Thursday, July 30, 2009

The rise of China in the Middle East

Another one from The daily Reconing Australia

This one by Ben Simpfendorfer

In early 2009, China overtook the United States as the world's largest exporter to the Middle East, having already raced passed the United Kingdom and Germany. It was the first time in over 60-years that the number one ranking had changed. The event marked an important milestone in what is a rapidly strengthening relationship between China and the Middle East.

But it is not Arab-style Wal-Marts who are responsible for the flood of "made-in-China" imports. It is instead individual Arab traders. Many of the traders can be found in Yiwu, a small Chinese city four-hours south of Shanghai. The city claims the world's largest wholesale consumer goods market selling the type of cheap gifts and household goods that sell in low-cost retail stores across the world.

Yiwu receives 200,000 Arab visitors annually. It is a virtual Arab market town with over a dozen Arabic restaurants lining its main street.
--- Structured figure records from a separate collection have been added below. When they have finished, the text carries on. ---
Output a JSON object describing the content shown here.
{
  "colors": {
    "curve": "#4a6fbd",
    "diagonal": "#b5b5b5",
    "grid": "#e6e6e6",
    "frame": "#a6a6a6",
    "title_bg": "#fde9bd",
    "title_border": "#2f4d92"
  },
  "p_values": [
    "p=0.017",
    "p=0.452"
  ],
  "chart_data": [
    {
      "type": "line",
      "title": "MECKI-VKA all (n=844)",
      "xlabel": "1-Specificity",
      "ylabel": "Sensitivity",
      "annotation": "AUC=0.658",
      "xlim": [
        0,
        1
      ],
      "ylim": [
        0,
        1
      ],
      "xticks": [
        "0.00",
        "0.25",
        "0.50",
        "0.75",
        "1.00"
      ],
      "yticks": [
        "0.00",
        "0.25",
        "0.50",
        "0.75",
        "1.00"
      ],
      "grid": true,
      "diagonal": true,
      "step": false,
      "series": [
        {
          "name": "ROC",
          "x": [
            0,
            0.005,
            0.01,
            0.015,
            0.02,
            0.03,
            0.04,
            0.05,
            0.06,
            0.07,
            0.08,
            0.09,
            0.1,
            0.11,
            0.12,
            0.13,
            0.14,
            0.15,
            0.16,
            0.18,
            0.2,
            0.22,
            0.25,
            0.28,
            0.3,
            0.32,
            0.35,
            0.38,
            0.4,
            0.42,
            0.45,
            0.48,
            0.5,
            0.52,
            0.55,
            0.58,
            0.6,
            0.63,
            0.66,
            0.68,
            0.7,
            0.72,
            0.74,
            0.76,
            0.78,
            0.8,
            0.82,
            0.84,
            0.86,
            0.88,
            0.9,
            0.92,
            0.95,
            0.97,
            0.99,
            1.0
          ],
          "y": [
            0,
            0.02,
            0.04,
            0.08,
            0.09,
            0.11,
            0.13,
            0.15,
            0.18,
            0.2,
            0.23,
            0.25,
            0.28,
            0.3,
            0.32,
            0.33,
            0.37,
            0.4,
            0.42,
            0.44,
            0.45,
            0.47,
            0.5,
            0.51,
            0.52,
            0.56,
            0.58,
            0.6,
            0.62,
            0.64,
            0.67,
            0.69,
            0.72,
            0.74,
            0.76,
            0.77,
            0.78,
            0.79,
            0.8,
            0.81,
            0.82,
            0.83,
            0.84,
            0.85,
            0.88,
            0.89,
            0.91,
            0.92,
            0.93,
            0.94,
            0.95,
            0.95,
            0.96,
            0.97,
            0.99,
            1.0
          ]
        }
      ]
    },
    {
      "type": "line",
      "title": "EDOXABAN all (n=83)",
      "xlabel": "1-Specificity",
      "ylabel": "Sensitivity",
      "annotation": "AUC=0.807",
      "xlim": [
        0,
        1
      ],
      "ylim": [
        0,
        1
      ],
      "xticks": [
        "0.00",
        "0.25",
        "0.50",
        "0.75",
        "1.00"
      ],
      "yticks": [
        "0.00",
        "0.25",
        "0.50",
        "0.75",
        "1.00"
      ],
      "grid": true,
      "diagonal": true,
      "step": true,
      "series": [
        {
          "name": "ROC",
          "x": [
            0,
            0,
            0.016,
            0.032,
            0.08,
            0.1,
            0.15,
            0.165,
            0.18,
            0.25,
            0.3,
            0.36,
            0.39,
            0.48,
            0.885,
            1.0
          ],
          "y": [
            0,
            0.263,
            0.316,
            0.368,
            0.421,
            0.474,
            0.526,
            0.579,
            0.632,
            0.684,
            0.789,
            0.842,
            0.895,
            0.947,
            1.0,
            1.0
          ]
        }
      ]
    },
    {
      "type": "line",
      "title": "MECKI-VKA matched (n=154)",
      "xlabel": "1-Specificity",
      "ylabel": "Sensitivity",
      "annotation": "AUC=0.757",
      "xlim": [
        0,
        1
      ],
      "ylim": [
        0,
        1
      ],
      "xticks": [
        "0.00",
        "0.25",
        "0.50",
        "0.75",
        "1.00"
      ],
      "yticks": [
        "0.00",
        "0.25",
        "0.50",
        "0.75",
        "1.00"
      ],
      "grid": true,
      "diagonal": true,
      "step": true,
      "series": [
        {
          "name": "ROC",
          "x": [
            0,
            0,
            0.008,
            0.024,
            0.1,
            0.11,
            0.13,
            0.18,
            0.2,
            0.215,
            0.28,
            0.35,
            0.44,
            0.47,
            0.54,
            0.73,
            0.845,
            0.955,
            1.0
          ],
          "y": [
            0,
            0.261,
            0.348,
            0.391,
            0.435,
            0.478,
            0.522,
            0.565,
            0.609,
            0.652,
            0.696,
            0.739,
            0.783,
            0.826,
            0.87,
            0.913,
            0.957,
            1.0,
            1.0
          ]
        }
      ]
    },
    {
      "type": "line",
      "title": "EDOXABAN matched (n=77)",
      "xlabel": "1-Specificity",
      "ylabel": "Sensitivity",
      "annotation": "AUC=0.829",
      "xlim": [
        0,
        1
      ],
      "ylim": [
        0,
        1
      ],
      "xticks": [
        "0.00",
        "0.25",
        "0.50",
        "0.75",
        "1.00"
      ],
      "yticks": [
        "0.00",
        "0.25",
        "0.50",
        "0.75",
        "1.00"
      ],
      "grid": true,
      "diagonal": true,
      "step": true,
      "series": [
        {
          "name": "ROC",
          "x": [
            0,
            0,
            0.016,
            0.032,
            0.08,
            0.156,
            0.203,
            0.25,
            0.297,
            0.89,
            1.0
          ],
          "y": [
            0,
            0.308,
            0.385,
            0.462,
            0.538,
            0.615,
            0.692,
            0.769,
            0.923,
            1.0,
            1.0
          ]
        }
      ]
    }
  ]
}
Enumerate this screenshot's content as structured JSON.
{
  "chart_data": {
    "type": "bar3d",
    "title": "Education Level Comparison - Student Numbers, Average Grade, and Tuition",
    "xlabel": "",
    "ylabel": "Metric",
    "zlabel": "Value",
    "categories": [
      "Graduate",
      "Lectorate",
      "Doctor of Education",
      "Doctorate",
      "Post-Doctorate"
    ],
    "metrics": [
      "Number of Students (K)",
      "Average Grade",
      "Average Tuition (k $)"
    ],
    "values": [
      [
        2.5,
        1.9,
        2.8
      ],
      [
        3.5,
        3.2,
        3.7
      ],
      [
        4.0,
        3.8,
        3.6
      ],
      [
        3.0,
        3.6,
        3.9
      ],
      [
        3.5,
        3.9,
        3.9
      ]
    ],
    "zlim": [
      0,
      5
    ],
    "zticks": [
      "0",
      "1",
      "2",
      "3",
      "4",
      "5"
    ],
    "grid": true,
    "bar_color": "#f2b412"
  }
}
However, the number of Arab visitors only started rising after 2001. Higher oil prices helped explain the increase, as they left Arab governments, and ultimately, Arab households with more money to spend on consumer goods.

However, visa restrictions were also important. How so? Western governments made it tougher for Arab traders to visit the West after September 2001 even as the Chinese government unofficially relaxed its visa policy. A few years ago, an Egyptian national might have taken 18 days or more to receive a visa to visit the United States. The same Egyptian could receive one to China in less than a day.

The number of Arab visitors to China surged as a result, filling up flights between Dubai and the main Chinese cities of Guangzhou, Shanghai, and Beijing.

The economic crisis has only intensified the trend. It's no wonder. The Middle East's imports from China are still growing, albeit in low single-digit figures, even as the United States imports from China collapse at near twenty percent rates relative to last year's levels. And Chinese manufactures are searching for new markets in the Middle East as a result. It is just one more sign of the change in demand.

Take Yang Linshan, for example, a fabrics manufacturer in the coastal province of Zhejiang. The Middle East now accounts for almost twenty percent of his exports. He is looking to set up a branch office in Dubai. Other manufacturers like Yang are meanwhile scouting for locations in the Middle East to build factories even as production costs at home rise. Egypt, with its low-cost workforce, is a particularly attractive investment destination.

There are other signs of the growing strength in trade relations. Wang Weishang, a local entrepreneur, also from the coastal province of Zhejiang, has set up Asia Business TV, a cable television channel. The channel broadcasts throughout the Middle East via Nilesat. It runs regular English-language promotional spots for Chinese products and services to the Middle East's traders.

It is individual stories such as these that help to underscore the depth of trade relations between China and the Middle East. And while the Middle East's $58 billion worth of purchases from China annually will grab headlines, it is the efforts of individuals like Yang Linshan and Wang Weishang that provide a more complete picture of strengthening economic relations between the two regions.